Mit der Hilfe eines anderen neue Schritte wagen

Viele Patienten kommen zum Psychoanalytiker, weil sie merken, dass sie alleine nicht weiterkommen. Das ist der erste Schritt in die Abhängigkeit: Ich merke, dass ich einen anderen brauche. Und dann kommen weitere Schritte: Man beginnt, sein Problem näher anzuschauen. Man hat Angst vor den Schmerzen oder Angst davor, von Tränen überwältigt zu werden. Doch der Psychoanalytiker bietet Schutz. In seiner Begleitung kann man sich an Themen wagen, die man vorher immer umschiffte.

Meine Hand kann sich nur frei bewegen, weil sie verbunden ist mit einem gesunden Arm.

Mitten drin

Wer das Fass der psychischen Probleme aufgemacht hat, merkt bald: Ich brauche den Analytiker. Man kann es sich vorstellen wie eine Operation: Das Bein ist verletzt. Damit man wieder unabhängig laufen kann, begibt man sich in die Hand eines Chirurgen. Der Chirurg eröffnet das Bein und der Patient erlebt – oder verschläft – eine minuten- oder stundenlange Abhängigkeit. Während der Chirurg an der Wunde arbeitet, kann der Patient nicht weglaufen. Er ist darauf angewiesen, dass er „in guten Händen“ ist.

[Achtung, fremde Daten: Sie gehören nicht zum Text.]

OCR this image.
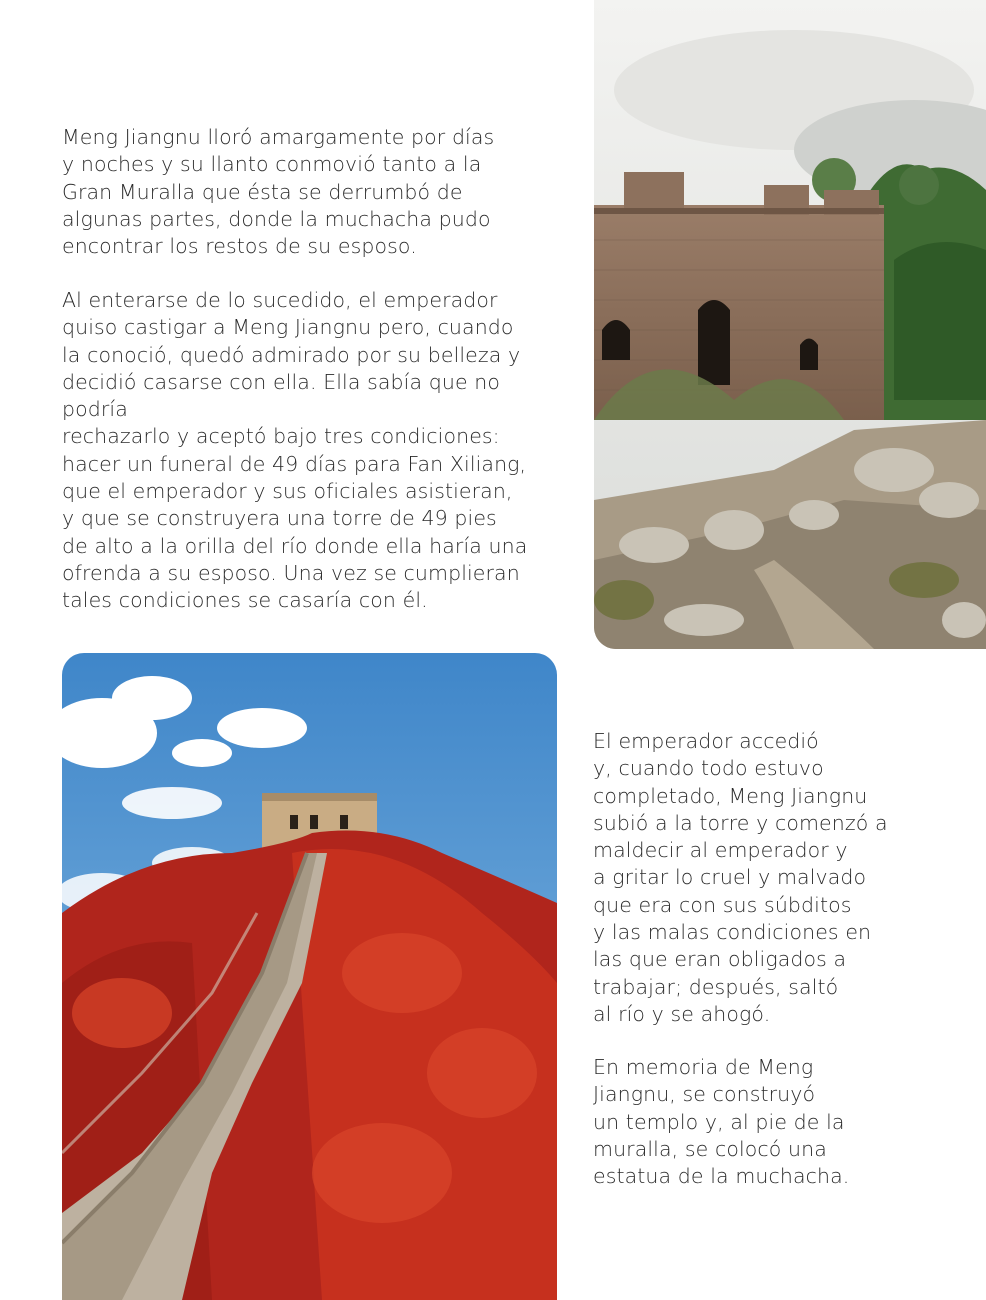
Meng Jiangnu lloró amargamente por días
y noches y su llanto conmovió tanto a la
Gran Muralla que ésta se derrumbó de
algunas partes, donde la muchacha pudo
encontrar los restos de su esposo.
Al enterarse de lo sucedido, el emperador
quiso castigar a Meng Jiangnu pero, cuando
la conoció, quedó admirado por su belleza y
decidió casarse con ella. Ella sabía que no podría
rechazarlo y aceptó bajo tres condiciones:
hacer un funeral de 49 días para Fan Xiliang,
que el emperador y sus oficiales asistieran,
y que se construyera una torre de 49 pies
de alto a la orilla del río donde ella haría una
ofrenda a su esposo. Una vez se cumplieran
tales condiciones se casaría con él.
El emperador accedió
y, cuando todo estuvo
completado, Meng Jiangnu
subió a la torre y comenzó a
maldecir al emperador y
a gritar lo cruel y malvado
que era con sus súbditos
y las malas condiciones en
las que eran obligados a
trabajar; después, saltó
al río y se ahogó.
En memoria de Meng
Jiangnu, se construyó
un templo y, al pie de la
muralla, se colocó una
estatua de la muchacha.
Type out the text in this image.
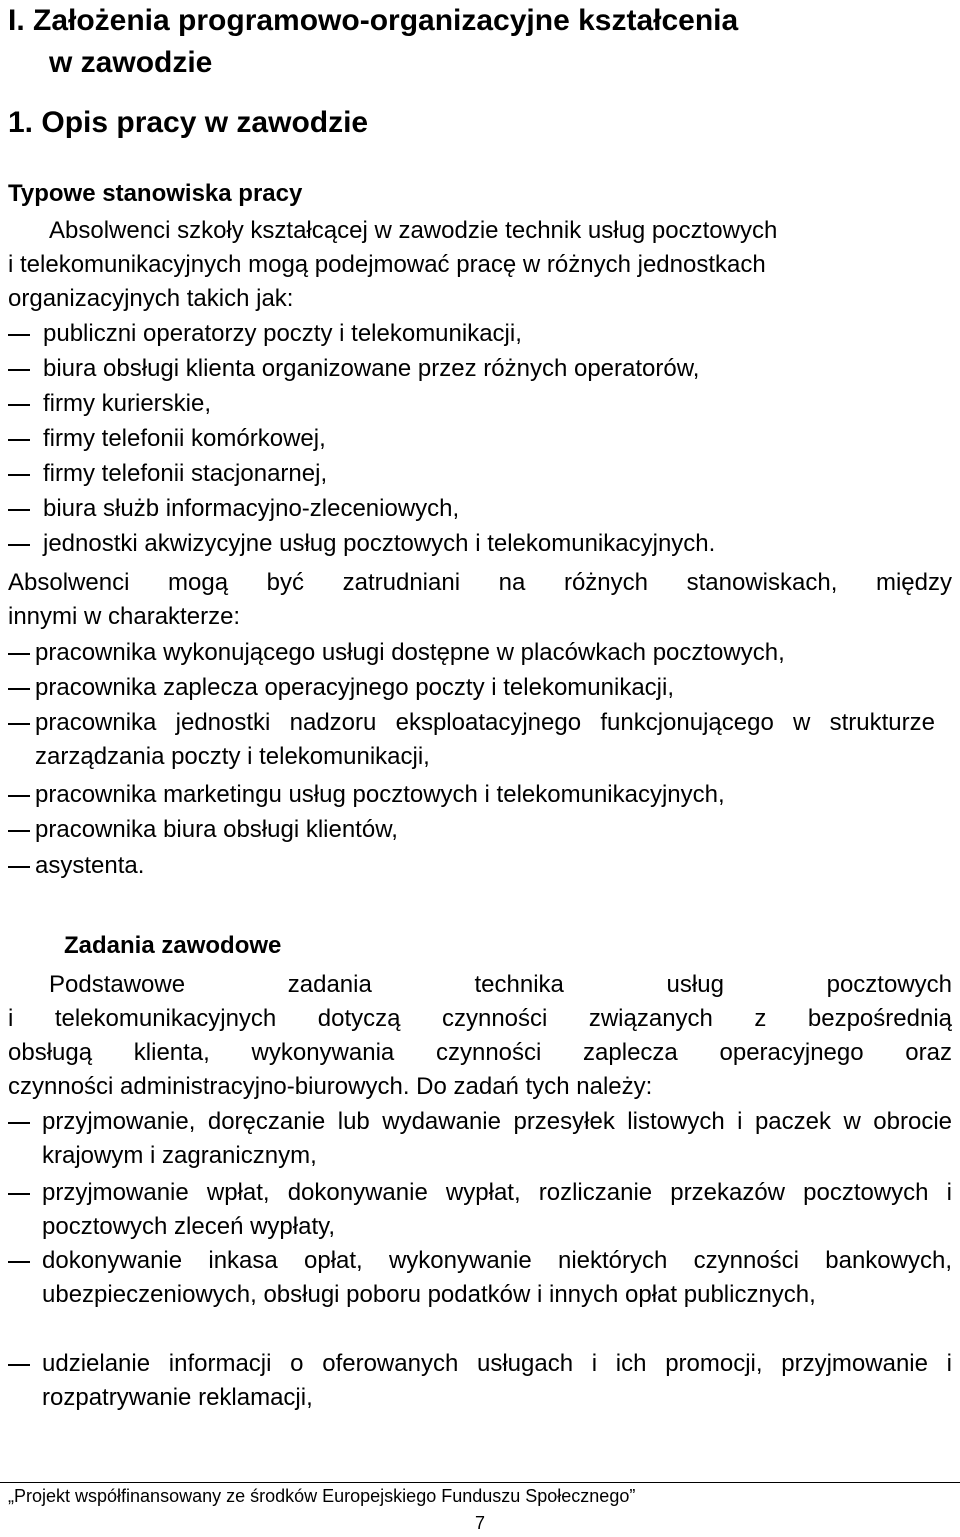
I. Założenia programowo-organizacyjne kształcenia
w zawodzie
1. Opis pracy w zawodzie
Typowe stanowiska pracy
Absolwenci szkoły kształcącej w zawodzie technik usług pocztowych
i telekomunikacyjnych mogą podejmować pracę w różnych jednostkach
organizacyjnych takich jak:
publiczni operatorzy poczty i telekomunikacji,
biura obsługi klienta organizowane przez różnych operatorów,
firmy kurierskie,
firmy telefonii komórkowej,
firmy telefonii stacjonarnej,
biura służb informacyjno-zleceniowych,
jednostki akwizycyjne usług pocztowych i telekomunikacyjnych.
Absolwenci mogą być zatrudniani na różnych stanowiskach, między
innymi w charakterze:
pracownika wykonującego usługi dostępne w placówkach pocztowych,
pracownika zaplecza operacyjnego poczty i telekomunikacji,
pracownika jednostki nadzoru eksploatacyjnego funkcjonującego w strukturze zarządzania poczty i telekomunikacji,
pracownika marketingu usług pocztowych i telekomunikacyjnych,
pracownika biura obsługi klientów,
asystenta.
Zadania zawodowe
Podstawowe zadania technika usług pocztowych
i telekomunikacyjnych dotyczą czynności związanych z bezpośrednią
obsługą klienta, wykonywania czynności zaplecza operacyjnego oraz
czynności administracyjno-biurowych. Do zadań tych należy:
przyjmowanie, doręczanie lub wydawanie przesyłek listowych i paczek w obrocie krajowym i zagranicznym,
przyjmowanie wpłat, dokonywanie wypłat, rozliczanie przekazów pocztowych i pocztowych zleceń wypłaty,
dokonywanie inkasa opłat, wykonywanie niektórych czynności bankowych, ubezpieczeniowych, obsługi poboru podatków i innych opłat publicznych,
udzielanie informacji o oferowanych usługach i ich promocji, przyjmowanie i rozpatrywanie reklamacji,
„Projekt współfinansowany ze środków Europejskiego Funduszu Społecznego”
7
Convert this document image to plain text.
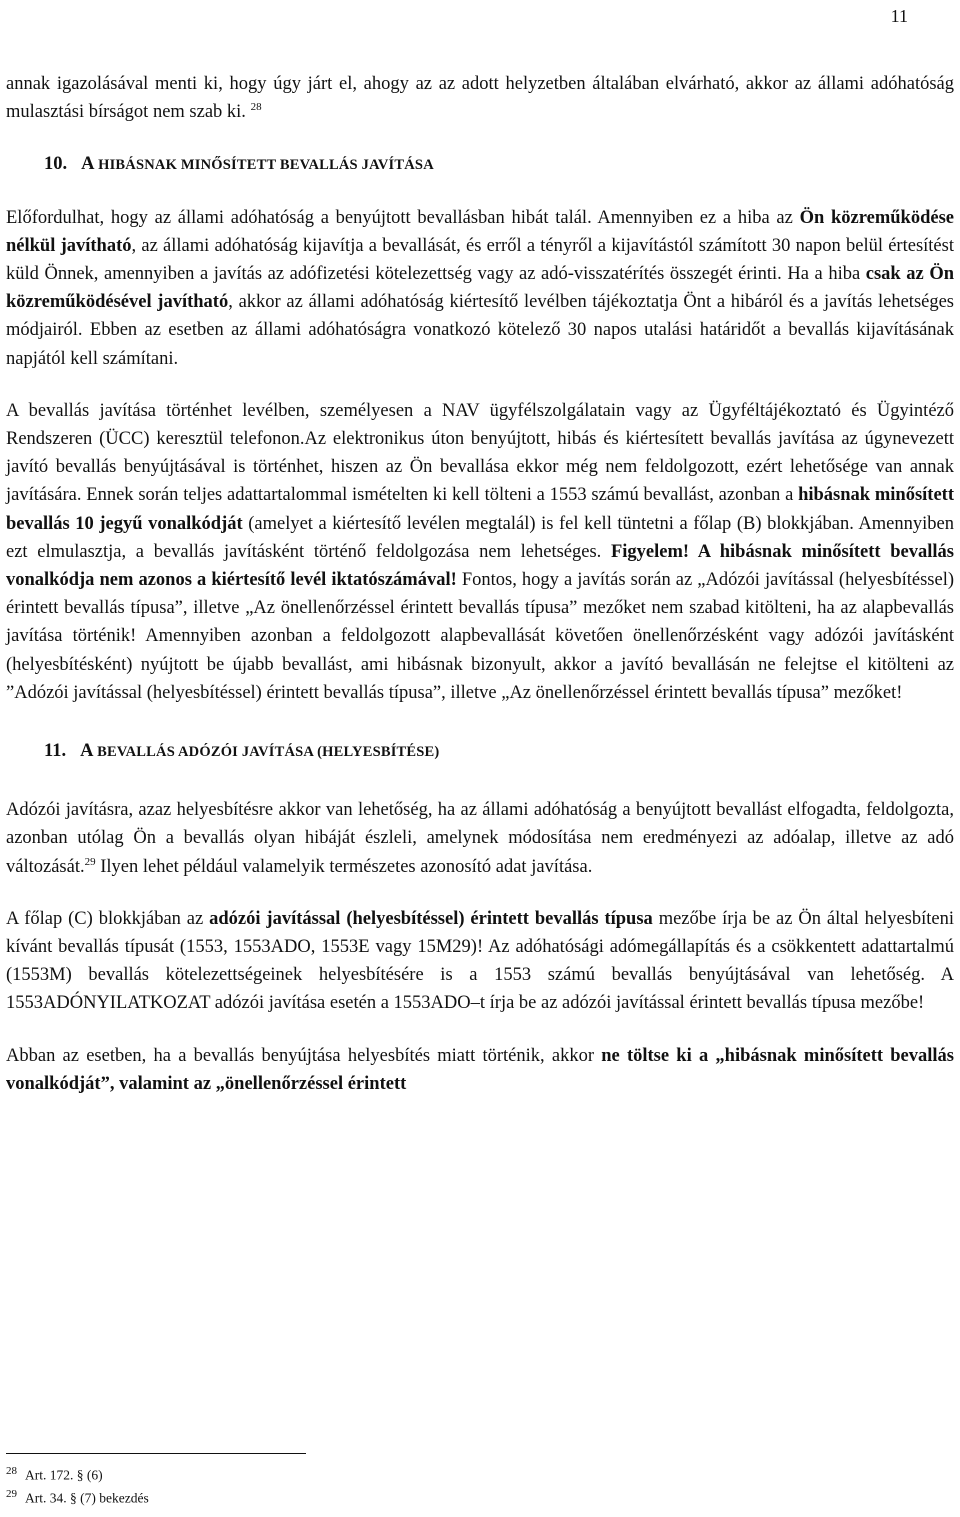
11

annak igazolásával menti ki, hogy úgy járt el, ahogy az az adott helyzetben általában elvárható, akkor az állami adóhatóság mulasztási bírságot nem szab ki. $^{28}$

10. A HIBÁSNAK MINŐSÍTETT BEVALLÁS JAVÍTÁSA

Előfordulhat, hogy az állami adóhatóság a benyújtott bevallásban hibát talál. Amennyiben ez a hiba az Ön közreműködése nélkül javítható, az állami adóhatóság kijavítja a bevallását, és erről a tényről a kijavítástól számított 30 napon belül értesítést küld Önnek, amennyiben a javítás az adófizetési kötelezettség vagy az adó-visszatérítés összegét érinti. Ha a hiba csak az Ön közreműködésével javítható, akkor az állami adóhatóság kiértesítő levélben tájékoztatja Önt a hibáról és a javítás lehetséges módjairól. Ebben az esetben az állami adóhatóságra vonatkozó kötelező 30 napos utalási határidőt a bevallás kijavításának napjától kell számítani.

A bevallás javítása történhet levélben, személyesen a NAV ügyfélszolgálatain vagy az Ügyféltájékoztató és Ügyintéző Rendszeren (ÜCC) keresztül telefonon.Az elektronikus úton benyújtott, hibás és kiértesített bevallás javítása az úgynevezett javító bevallás benyújtásával is történhet, hiszen az Ön bevallása ekkor még nem feldolgozott, ezért lehetősége van annak javítására. Ennek során teljes adattartalommal ismételten ki kell tölteni a 1553 számú bevallást, azonban a hibásnak minősített bevallás 10 jegyű vonalkódját (amelyet a kiértesítő levélen megtalál) is fel kell tüntetni a főlap (B) blokkjában. Amennyiben ezt elmulasztja, a bevallás javításként történő feldolgozása nem lehetséges. Figyelem! A hibásnak minősített bevallás vonalkódja nem azonos a kiértesítő levél iktatószámával! Fontos, hogy a javítás során az „Adózói javítással (helyesbítéssel) érintett bevallás típusa”, illetve „Az önellenőrzéssel érintett bevallás típusa” mezőket nem szabad kitölteni, ha az alapbevallás javítása történik! Amennyiben azonban a feldolgozott alapbevallását követően önellenőrzésként vagy adózói javításként (helyesbítésként) nyújtott be újabb bevallást, ami hibásnak bizonyult, akkor a javító bevallásán ne felejtse el kitölteni az ”Adózói javítással (helyesbítéssel) érintett bevallás típusa”, illetve „Az önellenőrzéssel érintett bevallás típusa” mezőket!

11. A BEVALLÁS ADÓZÓI JAVÍTÁSA (HELYESBÍTÉSE)

Adózói javításra, azaz helyesbítésre akkor van lehetőség, ha az állami adóhatóság a benyújtott bevallást elfogadta, feldolgozta, azonban utólag Ön a bevallás olyan hibáját észleli, amelynek módosítása nem eredményezi az adóalap, illetve az adó változását.$^{29}$ Ilyen lehet például valamelyik természetes azonosító adat javítása.

A főlap (C) blokkjában az adózói javítással (helyesbítéssel) érintett bevallás típusa mezőbe írja be az Ön által helyesbíteni kívánt bevallás típusát (1553, 1553ADO, 1553E vagy 15M29)! Az adóhatósági adómegállapítás és a csökkentett adattartalmú (1553M) bevallás kötelezettségeinek helyesbítésére is a 1553 számú bevallás benyújtásával van lehetőség. A 1553ADÓNYILATKOZAT adózói javítása esetén a 1553ADO–t írja be az adózói javítással érintett bevallás típusa mezőbe!

Abban az esetben, ha a bevallás benyújtása helyesbítés miatt történik, akkor ne töltse ki a „hibásnak minősített bevallás vonalkódját”, valamint az „önellenőrzéssel érintett

$^{28}$ Art. 172. § (6)
$^{29}$ Art. 34. § (7) bekezdés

Ebenso ist es in der Psychoanalyse. Die Vorstellung, sich mit seiner Psyche und ihren schweren Verletzungen in die Hände eines anderen zu begeben, macht große Angst. Jeder spürt: Ein Analytiker kann auch schaden. Und auch Schäden kommen in der Psychoanalyse immer wieder vor, wie in der Chirurgie auch.

Auf das Gefühl hören

Doch in der Psychoanalyse ist man wach. Es können sich Zweifel melden und Warnlichter angehen, wenn man bemerkt, dass der Psychoanalytiker einem nicht gut tut. Ebenso spürt man als Patient, wenn es sich richtig anfühlt. Man merkt: Ich bin jetzt mit meiner Wunde in seinen/ihren Händen, aber er/sie wird alles dafür tun, damit es mir besser geht.

Fährt der Analytiker an kritischen Punkten in den Urlaub, wird die Abhängigkeit durch und durch spürbar. Und dennoch: Die meisten stellen fest, dass das „Überleben“ auch ohne Analytiker möglich ist. Es ist vielleicht vergleichbar mit einer Liebesbeziehung: Natürlich geht’s auch ohne Partner, aber dennoch vermisst man ihn schmerzlich. Natürlich kann man mit Wunden weiterleiben, aber es ist doch viel schöner, wenn sich jemand den Wunden widmet und sich dabei so viel Zeit nimmt, wie es eben braucht.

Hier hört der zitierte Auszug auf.